Ford is not alone. This year, Volkswagen AG makes its debut at the show that also includes Toyota Motor Corp., General Motors Co., Hyundai Motor Co., Mazda Motor Corp., Audi, BMW and FCA US LLC, formerly known as Chrysler Group LLC.

BMW AG's BMW, in its second year at CES, has a sprawling exhibit that includes a fleet of more than 100 cars and covers 57,475 square feet of space just outside the Las Vegas Convention Center. Visteon Corp., a supplier of technology to car cockpits, doubled the size of its display, a gleaming silver and orange structure that houses three demonstrator vehicles and four private offices.

The amount of exhibit space at CES dedicated to car technologies has almost doubled over the last five years to 165,000 square feet, according to Tara Dunion, a spokeswoman for the show.

"When you look at who's coming, with Mark Fields and Dieter Zetsche and all of us, it has become an auto show," Tim Leuliette, Visteon's CEO, said in an interview. "It's reflective of the vehicle becoming a mobile device.
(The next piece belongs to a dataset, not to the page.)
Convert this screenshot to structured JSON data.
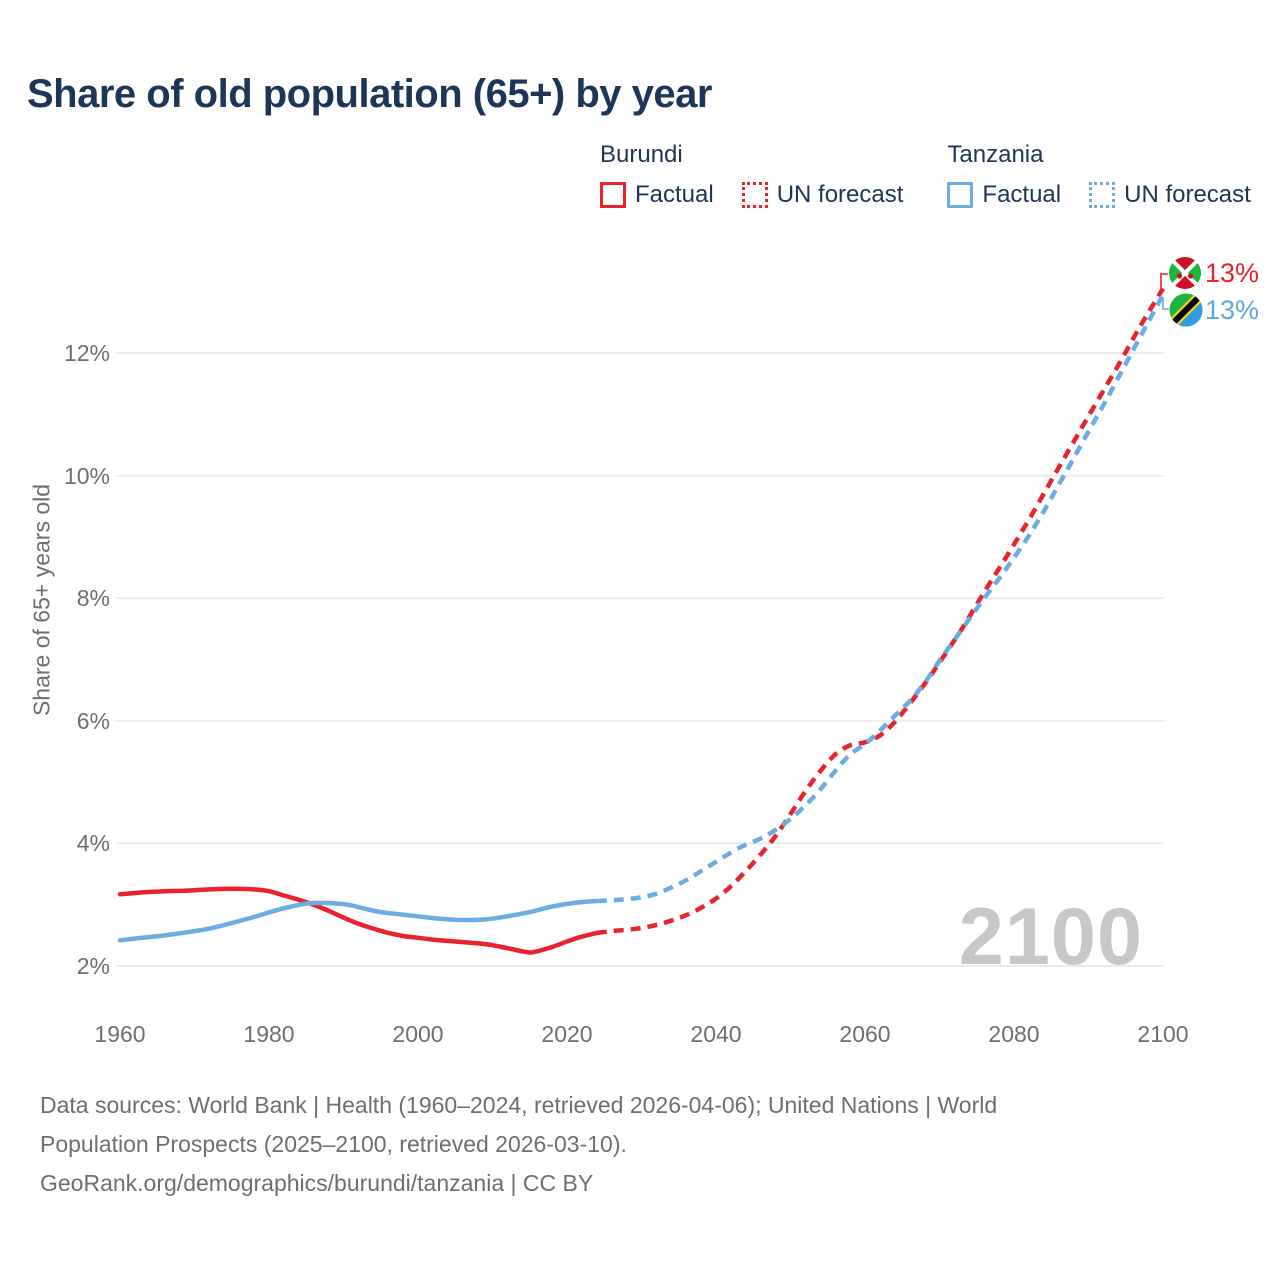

Welcome to the new world."

Drivers are demanding their cars keep them constantly connected like a smartphone on wheels. In-vehicle technology is the top selling point for 39 percent of car buyers, more than twice the 14 percent who care most about horsepower and handling, according to a survey last year from the Accenture consulting firm. The number of cars connected to the Internet worldwide will grow more than fourfold to 152 million by 2020 from 36 million today, according to IHS.

"Every carmaker has invested copious amounts of money bringing electronics to their vehicles," Boyadjis said. "It's now less about the horsepower under the hood and more about the horsepower in the center stack" of the dashboard.
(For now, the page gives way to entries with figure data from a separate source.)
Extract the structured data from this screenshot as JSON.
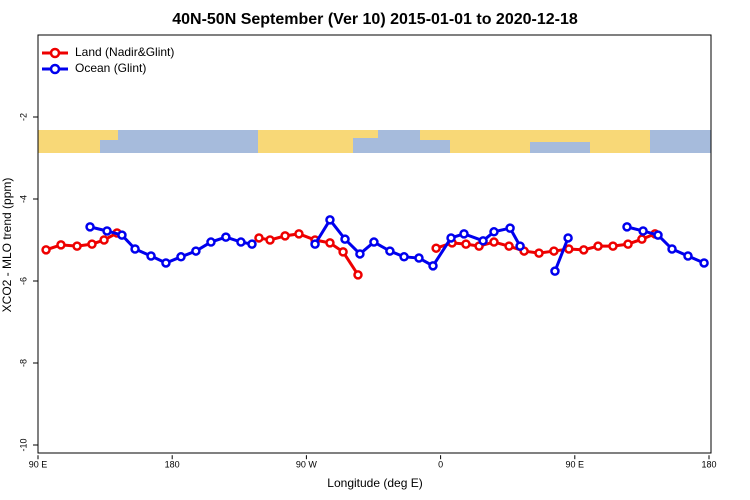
{
  "chart_data": {
    "type": "line",
    "title": "40N-50N September (Ver 10)   2015-01-01 to 2020-12-18",
    "x_label": "Longitude (deg E)",
    "y_label": "XCO2 - MLO trend (ppm)",
    "xlim": [
      90,
      540
    ],
    "xticks": [
      {
        "value": 90,
        "label": "90 E"
      },
      180,
      {
        "value": 270,
        "label": "90 W"
      },
      {
        "value": 360,
        "label": "0"
      },
      {
        "value": 450,
        "label": "90 E"
      },
      {
        "value": 540,
        "label": "180"
      }
    ],
    "ylim": [
      -10.2,
      0
    ],
    "yticks": [
      -10,
      -8,
      -6,
      -4,
      -2
    ],
    "legend": "top-left",
    "series": [
      {
        "name": "Land (Nadir&Glint)",
        "color": "#ee0000",
        "x": [
          95.4,
          105.4,
          116.2,
          126.2,
          134.3,
          143.0,
          190,
          238.2,
          245.6,
          255.7,
          265.0,
          275.8,
          285.8,
          294.6,
          304.6,
          330,
          357,
          367.7,
          377,
          385.8,
          395.8,
          405.9,
          416,
          426,
          436,
          446,
          456,
          465.6,
          475.6,
          485.7,
          495,
          503.8
        ],
        "values": [
          -5.24,
          -5.12,
          -5.15,
          -5.1,
          -5.0,
          -4.83,
          null,
          -4.95,
          -5.0,
          -4.9,
          -4.85,
          -5.0,
          -5.07,
          -5.29,
          -5.85,
          null,
          -5.2,
          -5.07,
          -5.1,
          -5.15,
          -5.05,
          -5.15,
          -5.27,
          -5.32,
          -5.27,
          -5.22,
          -5.24,
          -5.15,
          -5.15,
          -5.1,
          -4.98,
          -4.85
        ]
      },
      {
        "name": "Ocean (Glint)",
        "color": "#0000ee",
        "x": [
          124.9,
          136.3,
          146.3,
          155.1,
          165.8,
          175.8,
          185.9,
          195.9,
          206,
          216,
          226.1,
          233.5,
          255,
          275.8,
          285.8,
          295.9,
          305.9,
          315.3,
          326,
          335.5,
          345.5,
          354.9,
          367,
          375.7,
          388.5,
          395.8,
          406.6,
          413.3,
          425,
          436.7,
          445.5,
          465,
          485,
          495.8,
          505.8,
          515.2,
          525.9,
          536.7
        ],
        "values": [
          -4.68,
          -4.78,
          -4.88,
          -5.22,
          -5.39,
          -5.56,
          -5.41,
          -5.27,
          -5.05,
          -4.93,
          -5.05,
          -5.1,
          null,
          -5.1,
          -4.51,
          -4.98,
          -5.34,
          -5.05,
          -5.27,
          -5.41,
          -5.44,
          -5.63,
          -4.95,
          -4.85,
          -5.02,
          -4.8,
          -4.71,
          -5.15,
          null,
          -5.76,
          -4.95,
          null,
          -4.68,
          -4.78,
          -4.88,
          -5.22,
          -5.39,
          -5.56
        ]
      }
    ]
  }
}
That new reality of the road has transformed CES into an essential stop on the trade show circuit for automotive big wheels. Alan Mulally, before he retired as Ford CEO last July, worked the floor at several CES shows. Last January, Audi chief Rupert Stadler wowed the techies with a self-driving A7 prototype powered by processors the size of a notebook. This year, Zetsche will reveal a new autonomous concept car. Mercedes recently showed drawings of a self-driving car with four inward-facing seats around a coffee table.

"CES has definitely become an 'A' show," said Brad Stertz, a spokesman for Audi, which will show its next iteration of the self-driving car on Jan. 5. "It's important now more than ever, especially in the luxury segment, to be seen as a technology leader."

Even traditional technology exhibitors are getting on the automotive bandwagon. Nvidia Corp., a Santa Clara, California-based chipmaker for video games and personal computers, has converted three-quarters of its stand this year to automotive, including displaying a new roadster and an electric supercar.

"Two years ago, our booth would have been filled with PCs and people playing video games," said Danny Shapiro, senior director of Nvidia's automotive business unit, which supplies processors to Audi, BMW and Tesla Motors Inc. "This year we made a strategic decision to shift the focus of the booth on automotive and de-prioritize some of the other things."

BMW debuted its first CES exhibit last year, offering test drives of its i3 electric car. Showgoers queued up for more than an hour to get behind the wheel.

This year, BMW is getting in on the wearable-technology craze that swept the show in recent years with products such as Google Glass and Fitbit. The luxury automaker will show a fully automated valet parking technology where the driver gets out of his car and issues a command through his smartwatch: "Go park yourself." The car then finds an open space in a parking garage and parks itself until beckoned by the driver to return.

"Most of the visitors at CES are really very techie and very nerdy. They really want to test our stuff," Wortmann said. "We keep you entertained, I promise."

Hyundai also is showing off wearables, with a smartwatch that can start or unlock a Genesis luxury sedan with the tap of the finger.